Edito du Figaro du 20 août 2012 : Si la France aimait les entrepreneurs

Incorrigible France !
Jusqu’à ce week-end, Patrick Ricard appartenait à la classe honnie du CAC 40, ce nouvel ennemi du peuple, clouée au pilori pour ses superprofits, ses superdividendes et ses supersalaires. Depuis son décès brutal, vendredi, il recueille un hommage unanime, digne de ceux rendus aux grands hommes de la nation. Le voilà élevé au rang de « patron visionnaire » et d’entrepreneur « emblématique de la réussite française dans le monde » par un gouvernement qui n’emploie pas exactement le même langage - c’est un euphémisme - à l’égard de ceux qui se battent au quotidien pour gagner des marchés et développer leur entreprise à travers la planète. Bien que tardif, cet hommage posthume est pleinement justifié. Avec Patrick Ricard, la France vient de perdre un grand chef d’entreprise. Homme discret et modeste, le fils de l’inventeur du célèbre pastis a hissé en quelques années son groupe familial sur le toit du monde des boissons alcoolisées avec une rare agilité. Et aujourd’hui, la saga Ricard fait incontestablement partie de ces belles - mais trop rares - réussites entrepreneuriales dont le pays a tant besoin pour se relever.

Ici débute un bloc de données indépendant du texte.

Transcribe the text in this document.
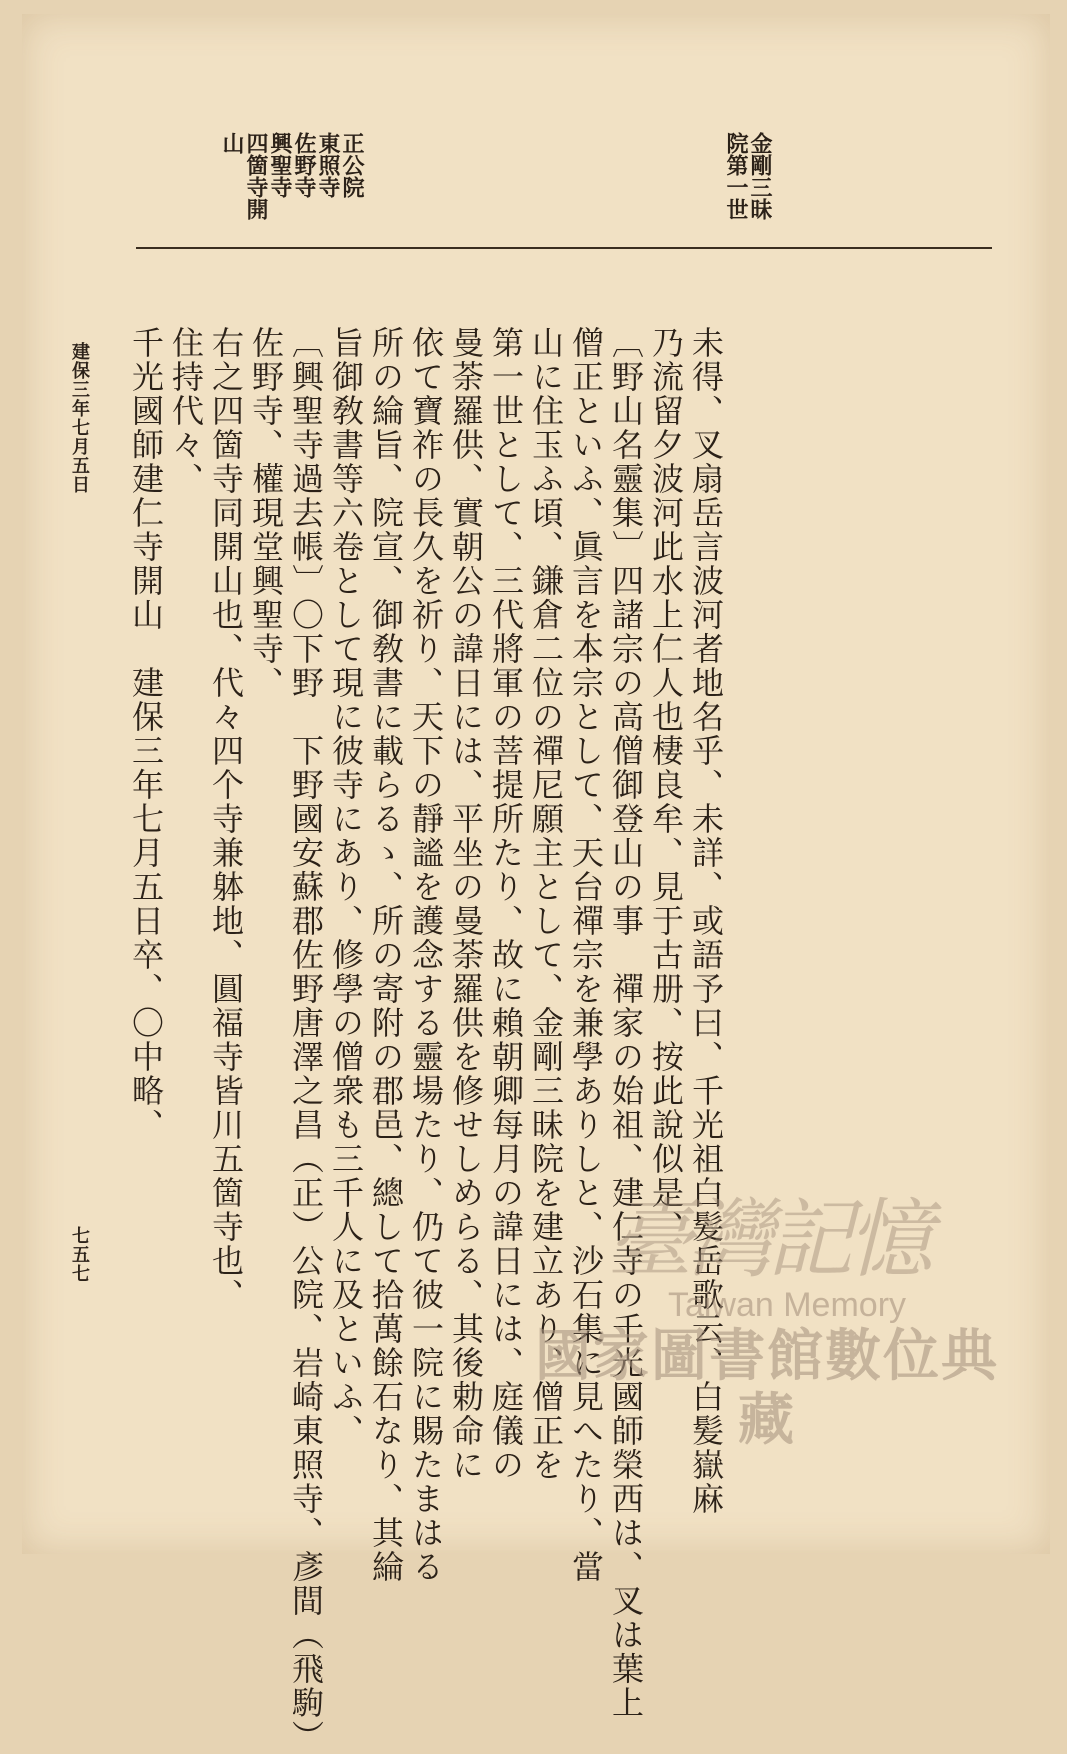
金剛三昧
院第一世
正公院
東照寺
佐野寺
興聖寺
四箇寺開
山
未得、叉扇岳言波河者地名乎、未詳、或語予曰、千光祖白髪岳歌云、白髪嶽麻
乃流留夕波河此水上仁人也棲良牟、見于古册、按此說似是、
〔野山名靈集〕四諸宗の高僧御登山の事　禪家の始祖、建仁寺の千光國師榮西は、叉は葉上
僧正といふ、眞言を本宗として、天台禪宗を兼學ありしと、沙石集に見へたり、當
山に住玉ふ頃、鎌倉二位の禪尼願主として、金剛三昧院を建立あり、僧正を
第一世として、三代將軍の菩提所たり、故に賴朝卿每月の諱日には、庭儀の
曼荼羅供、實朝公の諱日には、平坐の曼荼羅供を修せしめらる、其後勅命に
依て寶祚の長久を祈り、天下の靜謐を護念する靈場たり、仍て彼一院に賜たまはる
所の綸旨、院宣、御敎書に載らるゝ、所の寄附の郡邑、總して拾萬餘石なり、其綸
旨御敎書等六卷として現に彼寺にあり、修學の僧衆も三千人に及といふ、
〔興聖寺過去帳〕〇下野　下野國安蘇郡佐野唐澤之昌（正）公院、岩崎東照寺、彥間（飛駒）
佐野寺、權現堂興聖寺、
右之四箇寺同開山也、代々四个寺兼躰地、圓福寺皆川五箇寺也、
住持代々、
千光國師建仁寺開山　建保三年七月五日卒、〇中略、
建保三年七月五日
七五七	臺灣記憶
Taiwan Memory
國家圖書館數位典藏
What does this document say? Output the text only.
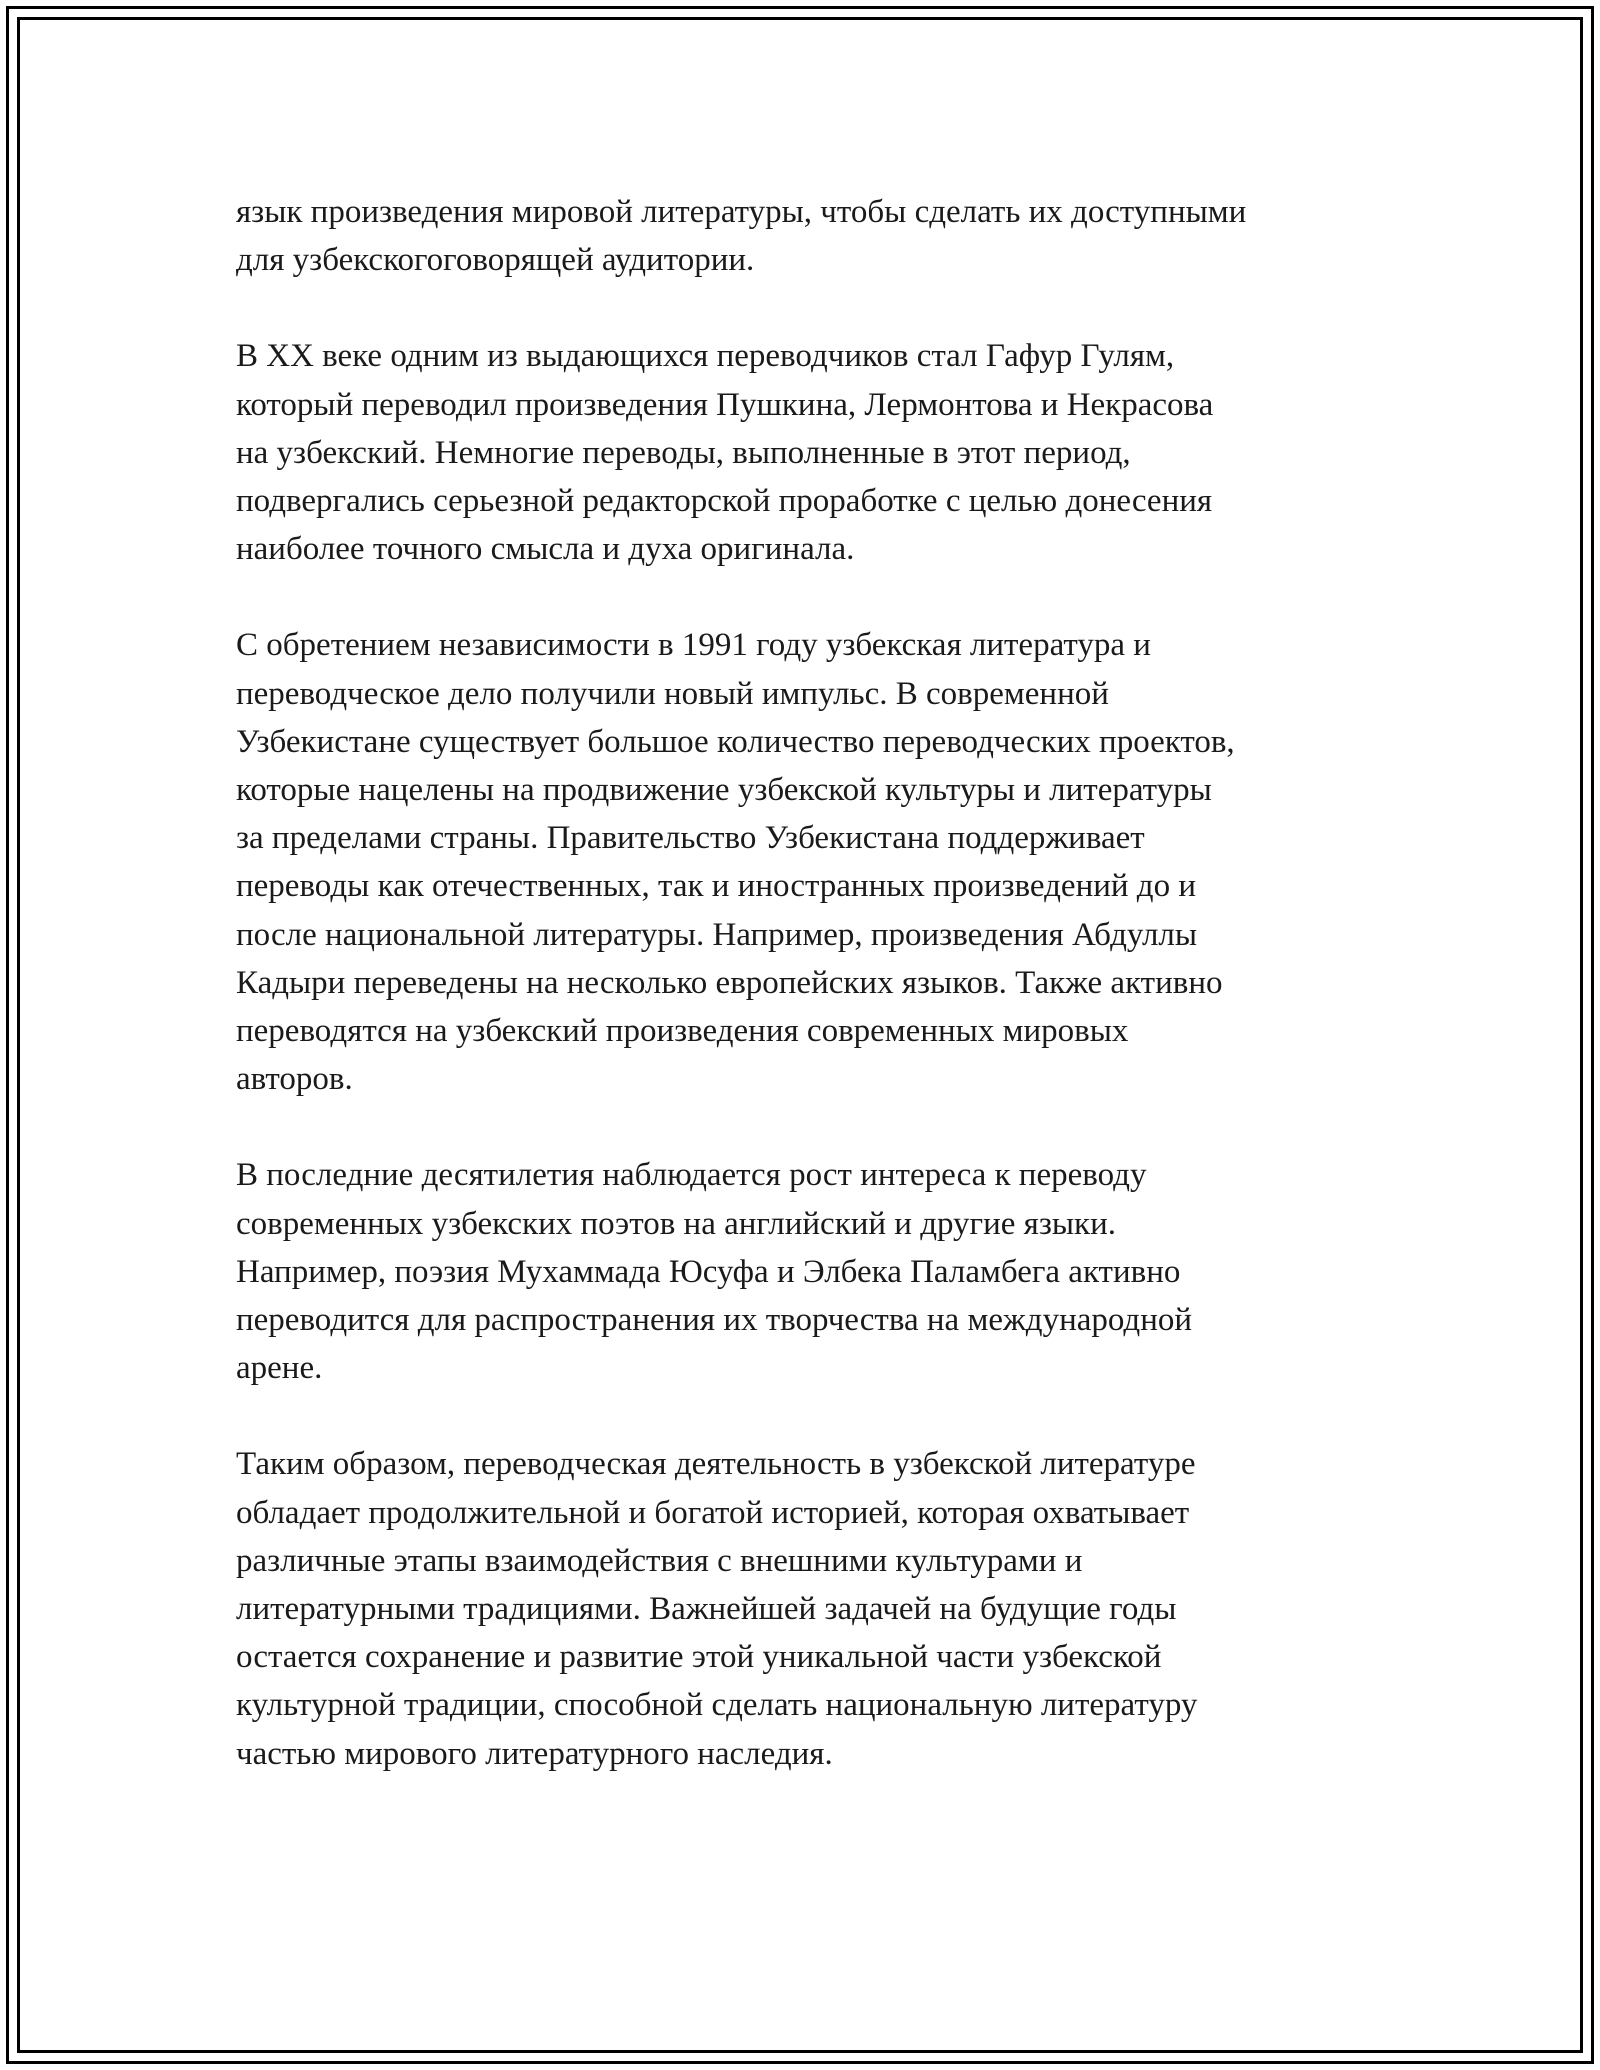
язык произведения мировой литературы, чтобы сделать их доступными
для узбекскогоговорящей аудитории.

В XX веке одним из выдающихся переводчиков стал Гафур Гулям,
который переводил произведения Пушкина, Лермонтова и Некрасова
на узбекский. Немногие переводы, выполненные в этот период,
подвергались серьезной редакторской проработке с целью донесения
наиболее точного смысла и духа оригинала.

С обретением независимости в 1991 году узбекская литература и
переводческое дело получили новый импульс. В современной
Узбекистане существует большое количество переводческих проектов,
которые нацелены на продвижение узбекской культуры и литературы
за пределами страны. Правительство Узбекистана поддерживает
переводы как отечественных, так и иностранных произведений до и
после национальной литературы. Например, произведения Абдуллы
Кадыри переведены на несколько европейских языков. Также активно
переводятся на узбекский произведения современных мировых
авторов.

В последние десятилетия наблюдается рост интереса к переводу
современных узбекских поэтов на английский и другие языки.
Например, поэзия Мухаммада Юсуфа и Элбека Паламбега активно
переводится для распространения их творчества на международной
арене.

Таким образом, переводческая деятельность в узбекской литературе
обладает продолжительной и богатой историей, которая охватывает
различные этапы взаимодействия с внешними культурами и
литературными традициями. Важнейшей задачей на будущие годы
остается сохранение и развитие этой уникальной части узбекской
культурной традиции, способной сделать национальную литературу
частью мирового литературного наследия.
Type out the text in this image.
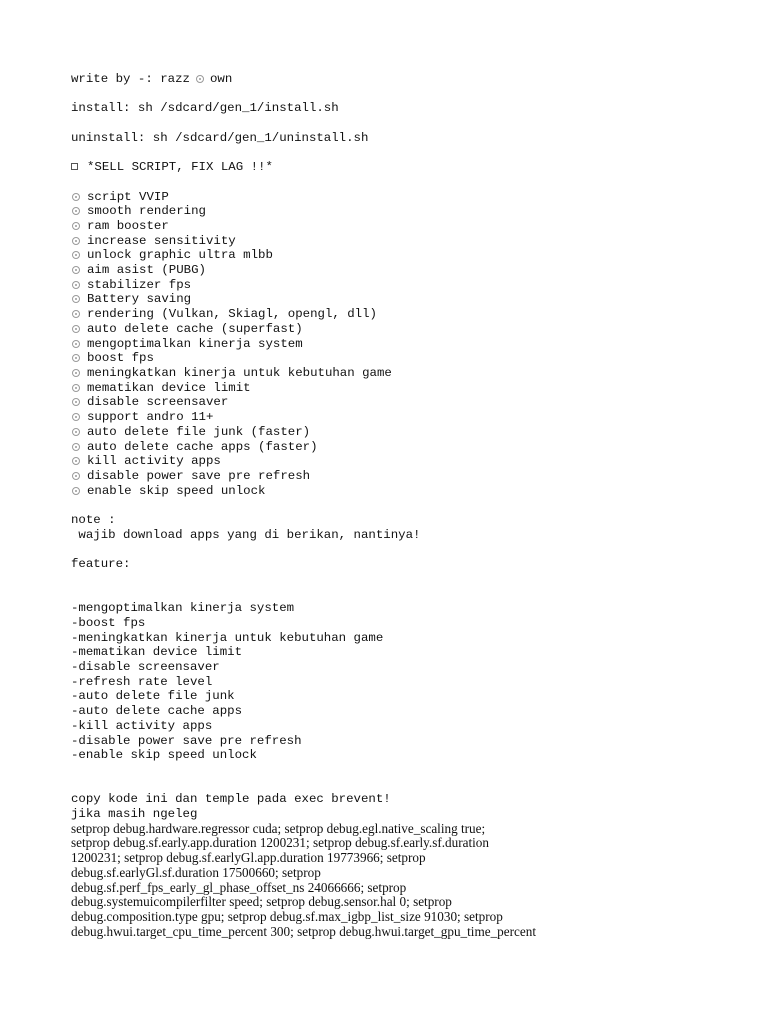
write by -: razz own
install: sh /sdcard/gen_1/install.sh
uninstall: sh /sdcard/gen_1/uninstall.sh
*SELL SCRIPT, FIX LAG !!*
script VVIP
smooth rendering
ram booster
increase sensitivity
unlock graphic ultra mlbb
aim asist (PUBG)
stabilizer fps
Battery saving
rendering (Vulkan, Skiagl, opengl, dll)
auto delete cache (superfast)
mengoptimalkan kinerja system
boost fps
meningkatkan kinerja untuk kebutuhan game
mematikan device limit
disable screensaver
support andro 11+
auto delete file junk (faster)
auto delete cache apps (faster)
kill activity apps
disable power save pre refresh
enable skip speed unlock
note :
wajib download apps yang di berikan, nantinya!
feature:
-mengoptimalkan kinerja system
-boost fps
-meningkatkan kinerja untuk kebutuhan game
-mematikan device limit
-disable screensaver
-refresh rate level
-auto delete file junk
-auto delete cache apps
-kill activity apps
-disable power save pre refresh
-enable skip speed unlock
copy kode ini dan temple pada exec brevent!
jika masih ngeleg
setprop debug.hardware.regressor cuda; setprop debug.egl.native_scaling true;
setprop debug.sf.early.app.duration 1200231; setprop debug.sf.early.sf.duration
1200231; setprop debug.sf.earlyGl.app.duration 19773966; setprop
debug.sf.earlyGl.sf.duration 17500660; setprop
debug.sf.perf_fps_early_gl_phase_offset_ns 24066666; setprop
debug.systemuicompilerfilter speed; setprop debug.sensor.hal 0; setprop
debug.composition.type gpu; setprop debug.sf.max_igbp_list_size 91030; setprop
debug.hwui.target_cpu_time_percent 300; setprop debug.hwui.target_gpu_time_percent
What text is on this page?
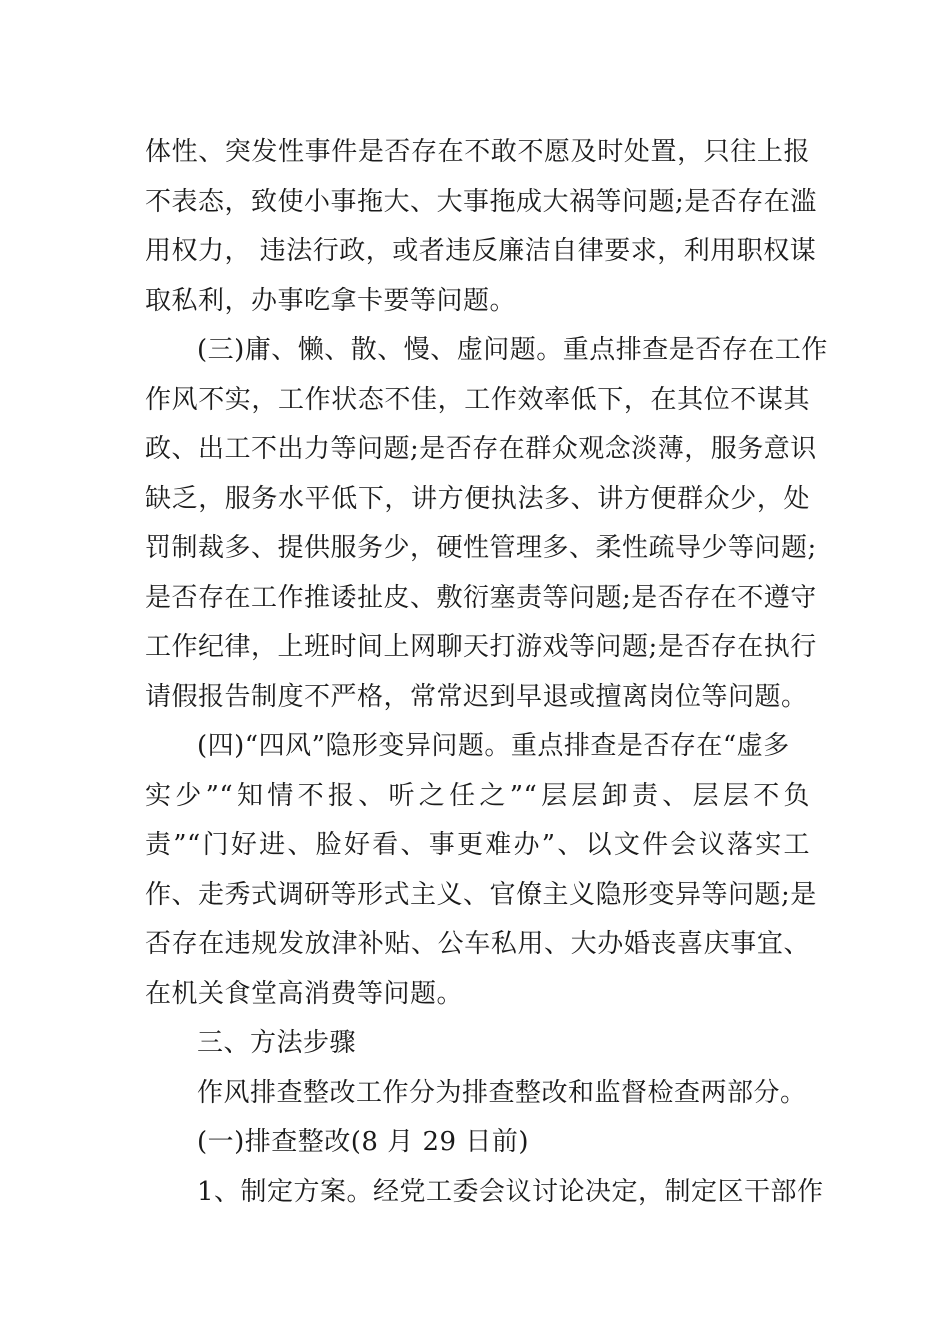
体性、突发性事件是否存在不敢不愿及时处置，只往上报
不表态，致使小事拖大、大事拖成大祸等问题;是否存在滥
用权力， 违法行政，或者违反廉洁自律要求，利用职权谋
取私利，办事吃拿卡要等问题。
(三)庸、懒、散、慢、虚问题。重点排查是否存在工作
作风不实，工作状态不佳，工作效率低下，在其位不谋其
政、出工不出力等问题;是否存在群众观念淡薄，服务意识
缺乏，服务水平低下，讲方便执法多、讲方便群众少，处
罚制裁多、提供服务少，硬性管理多、柔性疏导少等问题;
是否存在工作推诿扯皮、敷衍塞责等问题;是否存在不遵守
工作纪律，上班时间上网聊天打游戏等问题;是否存在执行
请假报告制度不严格，常常迟到早退或擅离岗位等问题。
(四)“四风”隐形变异问题。重点排查是否存在“虚多
实少”“知情不报、听之任之”“层层卸责、层层不负
责”“门好进、脸好看、事更难办”、以文件会议落实工
作、走秀式调研等形式主义、官僚主义隐形变异等问题;是
否存在违规发放津补贴、公车私用、大办婚丧喜庆事宜、
在机关食堂高消费等问题。
三、方法步骤
作风排查整改工作分为排查整改和监督检查两部分。
(一)排查整改(8 月 29 日前)
1、制定方案。经党工委会议讨论决定，制定区干部作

Le paradoxe veut que, derrière son pessimisme désespérant et la défiance de ses élites à l’égard du monde de l’entreprise, la France ne manque ni de talents, ni de créateurs, ni d’entrepreneurs. Ils ne demandent qu’à s’exprimer. Encore faudrait-il pour cela que l’initiative cesse d’y être entravée par une politique fiscale et sociale dissuasive ; que le succès y soit célébré et non stigmatisé ; que l’argent n’y soit plus considéré comme une maladie honteuse. De même existe-t-il de grands groupes étrangers prêts à investir dans notre pays. Encore faudrait-il leur assurer un environnement réglementaire stable, une liberté d’action encadrée mais équitable, ainsi qu’un traitement politique raisonnable. Le géant Unilever, pris au piège de l’affaire Fralib, ne demande pas autre chose. Il n’est pas interdit de rêver à un retour de l’investissement, de la croissance et de l’emploi. Mais à une condition : que la France montre qu’elle aime ses entreprises et ses entrepreneurs.